Once the trust fund’s reserves are depleted, the trustees projected that retirement benefits would have to be reduced by an estimated 22% as there would not be enough ongoing payroll tax revenue to cover scheduled payments.

Based on a cut of that size, the CRFB estimates a typical, newly retired, dual-income couple would lose around $16,900 in annual Social Security benefits if the cut goes ahead.

The non-partisan think-tank also said that the Medicare Hospital Insurance trust fund is projected to exhaust its reserves later the same year, resulting in an estimated 11% reduction in spending that could threaten retirees’ access to health care while they face lower Social Security income.

The CRFB urged lawmakers to “urgently begin the work of restoring Social Security’s long-term solvency” to avoid the projected benefit reductions, warning that retirees “in every state will be impacted.”

“The time to act is now,” the report said.

What does the report say?

The report estimates how a projected 22% reduction in Social Security benefits would affect retirees based on factors including their age, marital status and work history.
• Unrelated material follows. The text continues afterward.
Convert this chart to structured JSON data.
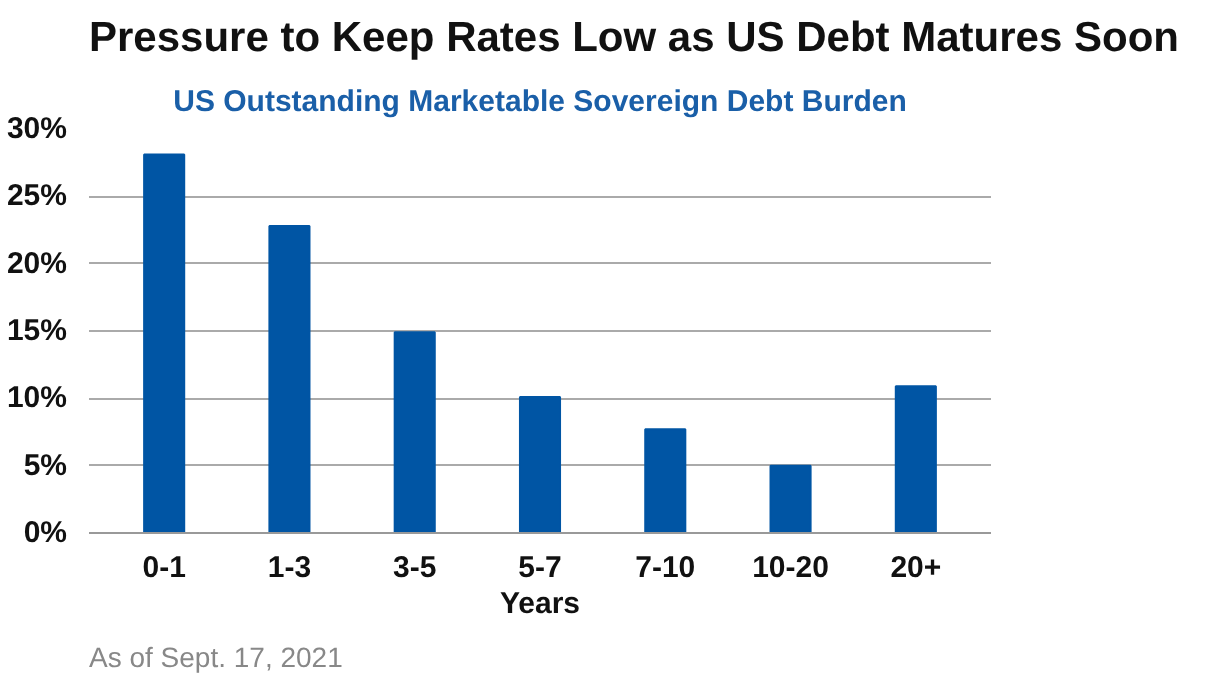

Under the report’s projections, a typical single-income couple would lose about $12,700 a year in benefits, while a low-income dual-earner couple would lose around $10,200 annually.

For couples the CRFB classifies as high income, annual benefit reductions could reach $22,300. Although these households would lose more in dollar terms, the report notes that the cuts would represent a larger share of income for lower-income retirees, making them more financially disruptive.

Although the projected reductions remain substantial, they are slightly smaller than the CRFB estimated last year because the latest Social Security Trustees Report projects somewhat higher near-term revenue and lower near-term costs.

However, the report projects the reductions would grow over time as the gap between Social Security’s costs and dedicated revenue widens, reaching an estimated 35% by the end of the century if no action is taken.

What is being done to address the problem?

Lawmakers from both parties have put forward a range of proposals to address Social Security’s long-term funding gap, although Congress has yet to agree on a single plan.

Earlier this month, a bipartisan group of senators including Bill Cassidy, Thom Tillis, Dick Durbin and Tim Kaine introduced legislation to establish a formal process for Congress to consider recommendations aimed at restoring the program’s long-term finances, rather than proposing specific reforms.

Other proposals focus on raising more revenue. Sen. Bernie Sanders and Rep. Peter DeFazio’s Social Security Expansion Act would apply Social Security payroll taxes to earnings above $250,000, while Sens. Elizabeth Warren and Bernie Moreno have proposed eliminating the payroll tax cap so that higher earners pay Social Security taxes on all of their wages.

Others argue the solution should include slowing the growth of future benefits. The late Sen. Lindsey Graham previously supported gradually raising the retirement age to reflect longer life expectancies and reduce the program’s long-term costs.

Sens. Cassidy and Kaine have also proposed creating a government-backed investment fund that would borrow money to invest in assets such as stocks and bonds, with the aim of generating higher returns to help strengthen Social Security over the long term.

The Committee for a Responsible Federal Budget has also outlined its own potential reforms, including expanding the types of compensation subject to Social Security payroll taxes, limiting annual cost-of-living increases for some beneficiaries, and capping maximum benefits for the highest earners.

The Social Security Administration has been contacted for comment.